Bukannya Refald takut melawan ratu desa penari itu, tapi karena ia punya perjanjian tertentu yang membuatnya tak bisa berurusan dengan ratu yang berwujud asli siluman ular. Untuk sementara ini, semuanya masih berjalan baik-baik saja. Tidak ada tanda-tanda penyerangan pada Fey dan tunangan Refald tetap aman dalam perlindungannya. Dengan begitu, Refald bisa fokus pada Eric sekarang.
__ADS_1
Refald langsung datang menemui sahabatnya dengan kekuatan supernya hanya dalam waktu sekejap tepat ketika semua penduduk desa Angker memakamkan jasad Nana di desa kelahirannya. Suasana saat itu masih diselimuti berkabung yang begitu dalam termasuk yang dirasakan oleh Eric saat ini. Baru juga ia ingin membina bahtera rumah tangga dengan wanita yang ia cintai tapi ternyata takdir berkehendak lain. Jodoh Eric dengan Nana hanya sampai di sini saja.

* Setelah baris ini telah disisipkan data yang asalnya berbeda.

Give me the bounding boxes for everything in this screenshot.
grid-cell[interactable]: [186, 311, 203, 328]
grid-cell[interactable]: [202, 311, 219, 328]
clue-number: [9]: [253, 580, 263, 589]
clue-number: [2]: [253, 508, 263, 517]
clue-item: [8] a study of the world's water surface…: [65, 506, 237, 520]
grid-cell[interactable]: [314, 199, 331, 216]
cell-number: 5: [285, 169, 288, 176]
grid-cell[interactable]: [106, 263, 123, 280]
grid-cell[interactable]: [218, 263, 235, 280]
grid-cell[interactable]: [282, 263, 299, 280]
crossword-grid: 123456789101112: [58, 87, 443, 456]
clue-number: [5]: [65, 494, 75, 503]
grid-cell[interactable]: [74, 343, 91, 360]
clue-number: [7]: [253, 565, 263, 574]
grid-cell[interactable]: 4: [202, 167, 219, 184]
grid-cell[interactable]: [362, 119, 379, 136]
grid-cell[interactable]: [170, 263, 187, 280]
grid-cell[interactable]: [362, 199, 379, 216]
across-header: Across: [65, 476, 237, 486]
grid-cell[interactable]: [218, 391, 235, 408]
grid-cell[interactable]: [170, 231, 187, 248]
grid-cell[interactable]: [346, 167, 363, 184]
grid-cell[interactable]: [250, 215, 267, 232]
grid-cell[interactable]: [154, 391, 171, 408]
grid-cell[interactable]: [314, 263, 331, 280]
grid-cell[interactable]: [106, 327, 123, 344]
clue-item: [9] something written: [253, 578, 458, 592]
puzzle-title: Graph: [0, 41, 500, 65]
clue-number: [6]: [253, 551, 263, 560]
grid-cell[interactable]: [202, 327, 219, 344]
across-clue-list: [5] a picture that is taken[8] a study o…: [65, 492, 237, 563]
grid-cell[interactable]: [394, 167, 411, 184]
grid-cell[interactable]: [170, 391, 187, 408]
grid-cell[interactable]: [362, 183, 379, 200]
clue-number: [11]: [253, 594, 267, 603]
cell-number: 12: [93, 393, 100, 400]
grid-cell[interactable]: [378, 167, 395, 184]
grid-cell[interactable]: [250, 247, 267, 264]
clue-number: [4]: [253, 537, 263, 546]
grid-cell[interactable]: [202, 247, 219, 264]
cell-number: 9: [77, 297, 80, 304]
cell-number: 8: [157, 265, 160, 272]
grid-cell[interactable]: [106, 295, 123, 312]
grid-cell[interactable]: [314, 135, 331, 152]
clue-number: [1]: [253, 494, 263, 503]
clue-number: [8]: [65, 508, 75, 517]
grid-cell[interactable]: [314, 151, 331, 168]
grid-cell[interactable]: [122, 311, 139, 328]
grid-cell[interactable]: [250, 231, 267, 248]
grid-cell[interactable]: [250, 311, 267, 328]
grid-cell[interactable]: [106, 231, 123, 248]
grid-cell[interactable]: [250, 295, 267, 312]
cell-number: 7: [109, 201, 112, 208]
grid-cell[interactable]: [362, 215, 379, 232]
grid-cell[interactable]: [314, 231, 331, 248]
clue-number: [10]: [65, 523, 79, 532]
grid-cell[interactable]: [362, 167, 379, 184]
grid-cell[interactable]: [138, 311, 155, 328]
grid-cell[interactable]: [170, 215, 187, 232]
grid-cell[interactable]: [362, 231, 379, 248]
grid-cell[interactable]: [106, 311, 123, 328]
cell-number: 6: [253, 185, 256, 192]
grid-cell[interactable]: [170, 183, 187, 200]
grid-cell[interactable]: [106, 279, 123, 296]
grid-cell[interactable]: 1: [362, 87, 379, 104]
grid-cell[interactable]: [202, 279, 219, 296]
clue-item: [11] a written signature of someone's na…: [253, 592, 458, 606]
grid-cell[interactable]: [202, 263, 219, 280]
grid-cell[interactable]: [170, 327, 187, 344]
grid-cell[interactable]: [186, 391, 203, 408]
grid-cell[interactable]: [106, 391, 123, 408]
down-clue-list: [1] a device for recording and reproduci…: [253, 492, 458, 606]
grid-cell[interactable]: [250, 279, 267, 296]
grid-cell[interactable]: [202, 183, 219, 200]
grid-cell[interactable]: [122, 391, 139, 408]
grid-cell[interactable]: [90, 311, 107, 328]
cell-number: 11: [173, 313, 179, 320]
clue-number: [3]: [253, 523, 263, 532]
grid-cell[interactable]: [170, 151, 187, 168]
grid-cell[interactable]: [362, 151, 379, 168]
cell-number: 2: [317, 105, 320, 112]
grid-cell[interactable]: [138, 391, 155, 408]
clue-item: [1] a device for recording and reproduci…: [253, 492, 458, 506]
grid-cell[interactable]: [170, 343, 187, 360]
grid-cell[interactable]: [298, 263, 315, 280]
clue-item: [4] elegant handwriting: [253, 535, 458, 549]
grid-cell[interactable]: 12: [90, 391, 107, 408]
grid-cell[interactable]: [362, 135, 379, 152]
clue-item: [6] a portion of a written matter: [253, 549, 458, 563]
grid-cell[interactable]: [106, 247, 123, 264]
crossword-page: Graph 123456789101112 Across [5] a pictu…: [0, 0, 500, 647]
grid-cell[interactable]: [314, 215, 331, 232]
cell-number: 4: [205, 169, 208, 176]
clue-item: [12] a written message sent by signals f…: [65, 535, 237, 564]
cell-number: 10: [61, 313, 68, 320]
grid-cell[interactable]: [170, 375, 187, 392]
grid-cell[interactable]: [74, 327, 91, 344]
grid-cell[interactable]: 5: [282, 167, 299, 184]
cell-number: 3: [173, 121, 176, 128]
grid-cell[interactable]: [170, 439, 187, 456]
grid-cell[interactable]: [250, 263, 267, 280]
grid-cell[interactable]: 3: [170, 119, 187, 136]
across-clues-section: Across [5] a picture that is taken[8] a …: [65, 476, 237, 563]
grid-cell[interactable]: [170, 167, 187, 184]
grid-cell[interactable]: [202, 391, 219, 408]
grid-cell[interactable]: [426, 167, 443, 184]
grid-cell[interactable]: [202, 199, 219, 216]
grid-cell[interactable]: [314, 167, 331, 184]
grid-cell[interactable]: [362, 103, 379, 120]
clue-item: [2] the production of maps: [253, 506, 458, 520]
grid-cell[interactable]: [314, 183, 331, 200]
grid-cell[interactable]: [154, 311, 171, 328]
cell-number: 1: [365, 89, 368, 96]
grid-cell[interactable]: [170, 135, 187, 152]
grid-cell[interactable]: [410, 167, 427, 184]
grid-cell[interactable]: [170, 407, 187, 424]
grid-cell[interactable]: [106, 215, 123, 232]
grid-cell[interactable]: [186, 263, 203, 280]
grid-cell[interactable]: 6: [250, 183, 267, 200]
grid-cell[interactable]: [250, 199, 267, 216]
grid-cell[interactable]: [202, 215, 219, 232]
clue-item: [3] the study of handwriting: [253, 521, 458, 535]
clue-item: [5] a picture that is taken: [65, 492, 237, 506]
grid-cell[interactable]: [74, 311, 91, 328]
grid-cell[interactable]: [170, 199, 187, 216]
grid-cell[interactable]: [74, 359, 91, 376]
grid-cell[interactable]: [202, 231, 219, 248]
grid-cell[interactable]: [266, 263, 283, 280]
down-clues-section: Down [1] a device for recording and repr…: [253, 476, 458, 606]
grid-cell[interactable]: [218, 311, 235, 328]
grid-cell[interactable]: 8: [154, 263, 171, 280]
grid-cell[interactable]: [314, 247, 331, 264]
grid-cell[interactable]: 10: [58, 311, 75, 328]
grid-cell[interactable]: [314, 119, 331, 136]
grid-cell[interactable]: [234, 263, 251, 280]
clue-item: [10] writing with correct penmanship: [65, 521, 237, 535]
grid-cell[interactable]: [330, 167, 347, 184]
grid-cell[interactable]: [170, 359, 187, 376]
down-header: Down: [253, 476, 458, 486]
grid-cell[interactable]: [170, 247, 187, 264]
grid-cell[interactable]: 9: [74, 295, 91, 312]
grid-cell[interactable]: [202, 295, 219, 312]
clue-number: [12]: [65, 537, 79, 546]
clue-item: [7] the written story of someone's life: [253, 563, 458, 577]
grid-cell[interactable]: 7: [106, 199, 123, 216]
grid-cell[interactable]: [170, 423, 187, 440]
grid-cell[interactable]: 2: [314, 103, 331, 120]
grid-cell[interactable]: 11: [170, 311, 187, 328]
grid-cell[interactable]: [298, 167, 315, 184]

Refald sendiri juga tak bisa berbuat banyak karena Eric sendirilah yang memilih jalan ini. Sebagai teman, ia hanya bisa menguatkan Eric agar tetap terus menjalani hidup.
"Jangan beritahu Fey tentang apa yang menimpaku saat ini Refald, aku tak mau dia sedih menjelang hari bahagia kalian berdua. Ini permintaan khususku padamu," ujar Eric yang masih duduk disamping pusara makam istrinya sedangkan Refald ada di belakang Eric.
Refald cuma menghela napas panjang mendengar permintaan sahabatnya. "Fey benar-benar akan marah padamu bila dia tahu kau menyembunyikan semua ini darinya. Jangan minta tolong padaku kalau kau bakal kena amukannya karena tak jujur padanya. Setelah ini, apa yang kau lakukan?" Tanya Refald pada Eric.
"Aku akan tetap di sini sampai 40 hari ke depan. Setelah itu ... Aku akan buat perhitungan dengan sekelompok penjahat yang sengaja menyerang istriku."
"Bagaimana bisa kau menangkap mereka? Mereka sudah jauh ke negeri antah brantah."
"Mereka akan datang lagi begitu tahu kalau aku menikah lagi, tentunya bukan pernikahan sungguhan. Aku akan memanfaatkan pernikahanmu dengan Fey." Eric menatap Refald dengan tatapan penuh dendam dan amarah dan Refald langsung memicingkan matanya.